Plugged In


New USB keyboard, new USB mouse - and now the disk drive is failing. Gah!

A year ago, I thought four USB sockets was generous. Now, with plugin mouse, external keyboard, external hard drive, external CD burner and speakers, plus the option of a wireless dongle, eight would be useful.

Still, at GBP6 for a keyboard, GBP4 for a mouse, GBP40 for a 120GB hard disk and GBP10 for an external hard drive enclosure, there's simply no need to upgrade or renew hardware that's theoretically long past its obsolescence.

That, and the small matter that new computers are no more powerful than they were five years ago - except for the still largely unutilised duel-core system.

One of the problems the Strict Machines have - apart from a frequently ill singer, some lousy amplifiers, and a guitarist with temper tantrums that eclipse tsunamis - is that they've all got jobs. Specifically that two of them work long, unpredictable hours. So finding times when they're all free to practice and play gigs isn't easy.

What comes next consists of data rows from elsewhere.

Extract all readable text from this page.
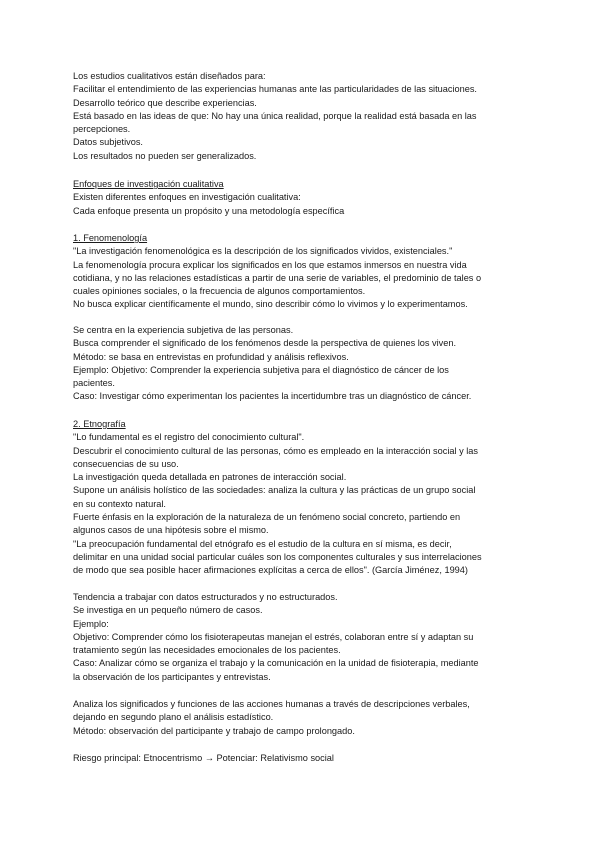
Los estudios cualitativos están diseñados para:
Facilitar el entendimiento de las experiencias humanas ante las particularidades de las situaciones.
Desarrollo teórico que describe experiencias.
Está basado en las ideas de que: No hay una única realidad, porque la realidad está basada en las
percepciones.
Datos subjetivos.
Los resultados no pueden ser generalizados.
Enfoques de investigación cualitativa
Existen diferentes enfoques en investigación cualitativa:
Cada enfoque presenta un propósito y una metodología específica
1. Fenomenología
"La investigación fenomenológica es la descripción de los significados vividos, existenciales."
La fenomenología procura explicar los significados en los que estamos inmersos en nuestra vida
cotidiana, y no las relaciones estadísticas a partir de una serie de variables, el predominio de tales o
cuales opiniones sociales, o la frecuencia de algunos comportamientos.
No busca explicar científicamente el mundo, sino describir cómo lo vivimos y lo experimentamos.
Se centra en la experiencia subjetiva de las personas.
Busca comprender el significado de los fenómenos desde la perspectiva de quienes los viven.
Método: se basa en entrevistas en profundidad y análisis reflexivos.
Ejemplo: Objetivo: Comprender la experiencia subjetiva para el diagnóstico de cáncer de los
pacientes.
Caso: Investigar cómo experimentan los pacientes la incertidumbre tras un diagnóstico de cáncer.
2. Etnografía
"Lo fundamental es el registro del conocimiento cultural".
Descubrir el conocimiento cultural de las personas, cómo es empleado en la interacción social y las
consecuencias de su uso.
La investigación queda detallada en patrones de interacción social.
Supone un análisis holístico de las sociedades: analiza la cultura y las prácticas de un grupo social
en su contexto natural.
Fuerte énfasis en la exploración de la naturaleza de un fenómeno social concreto, partiendo en
algunos casos de una hipótesis sobre el mismo.
"La preocupación fundamental del etnógrafo es el estudio de la cultura en sí misma, es decir,
delimitar en una unidad social particular cuáles son los componentes culturales y sus interrelaciones
de modo que sea posible hacer afirmaciones explícitas a cerca de ellos". (García Jiménez, 1994)
Tendencia a trabajar con datos estructurados y no estructurados.
Se investiga en un pequeño número de casos.
Ejemplo:
Objetivo: Comprender cómo los fisioterapeutas manejan el estrés, colaboran entre sí y adaptan su
tratamiento según las necesidades emocionales de los pacientes.
Caso: Analizar cómo se organiza el trabajo y la comunicación en la unidad de fisioterapia, mediante
la observación de los participantes y entrevistas.
Analiza los significados y funciones de las acciones humanas a través de descripciones verbales,
dejando en segundo plano el análisis estadístico.
Método: observación del participante y trabajo de campo prolongado.
Riesgo principal: Etnocentrismo → Potenciar: Relativismo social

However, Paul the guitarist has had a brainwave: When Fabio the drummer isn't available, replace him with a CD player! Which means getting good kind Kapitano to come up with real-ish sounding drum tracks, complete with fills and frills, for the fifty or so songs in the repertoire.

But don't worry they say, there's no great rush. Right now they only need tracks for fifteen songs finished for their gig in six days time. But can they be more-or-less done by Monday morning, please? Just so the band can practice with them.

The weather's been a bit weird recently - hot days that turn suddenly cold, moisture and wind, and two or three brief but intense thunderstorms per week. In the streets you can see people shivering in shorts or sweating in raincoats, dressed a few hours behind the weather's current mood.

I got given a dose of amphetamine recently - about one third of a teaspoonful, wrapped up in a cigarette paper and swallowed, known to the cognoscenti as a "bomb". After half an hour it kicked in and all sensations became...not exactly louder and brighter, but more detailed. The rain wasn't any wetter, but each drop was clearly visible.

We had the most amazing sex, of a sweetness I haven't known since I was twenty - except that when I was twenty I was much too nervous and ashamed to enjoy it. I found myself thinking, "The speed's given me the apparently traditional pounding headache and stomach cramps, so I really ought not to be enjoying this, but I can't stop burrowing my tongue into this fellow's ear canal because it feels so good. It's not even as though I especially like them."

After two hours we went for a walk, compared lives to see who was the most bored lately, and went back to our respective homes. Where I couldn't sleep for six hours because my head was buzzing. And then couldn't do anything but sleep for twelve hours. And still felt shattered afterwards.

So, not an experience I'd seek out again, but certainly worth trying.

Day four on the course - we were treated to a cringe-inducing "educational film" about how to behave at job interviews. In summary: be honest but only about nice things, be confident but submissive, tell the employer what they want to hear but surprise them, have a sense of humour but don't laugh, and never mention money. Well, I'm glad that's all sorted out.

Then for the rest of the day...absolutely nothing. Again. While pretending to scan the newspapers we exhausted two days ago for job vacancies we've already applied for.

Day five - more absolutely nothing, but without the newspapers. According to some inmates who've been through the scheme two or three times before, CDG are pretty useless at finding the work placements they promise, so it's not unusual to spend the entire thirteen weeks stuck in a room.

There are inmates there who've only done the most unskilled labour for forty years, can't read and have never used a computer. Not the kind to use terms like "soul destroying" - but they do, because it is.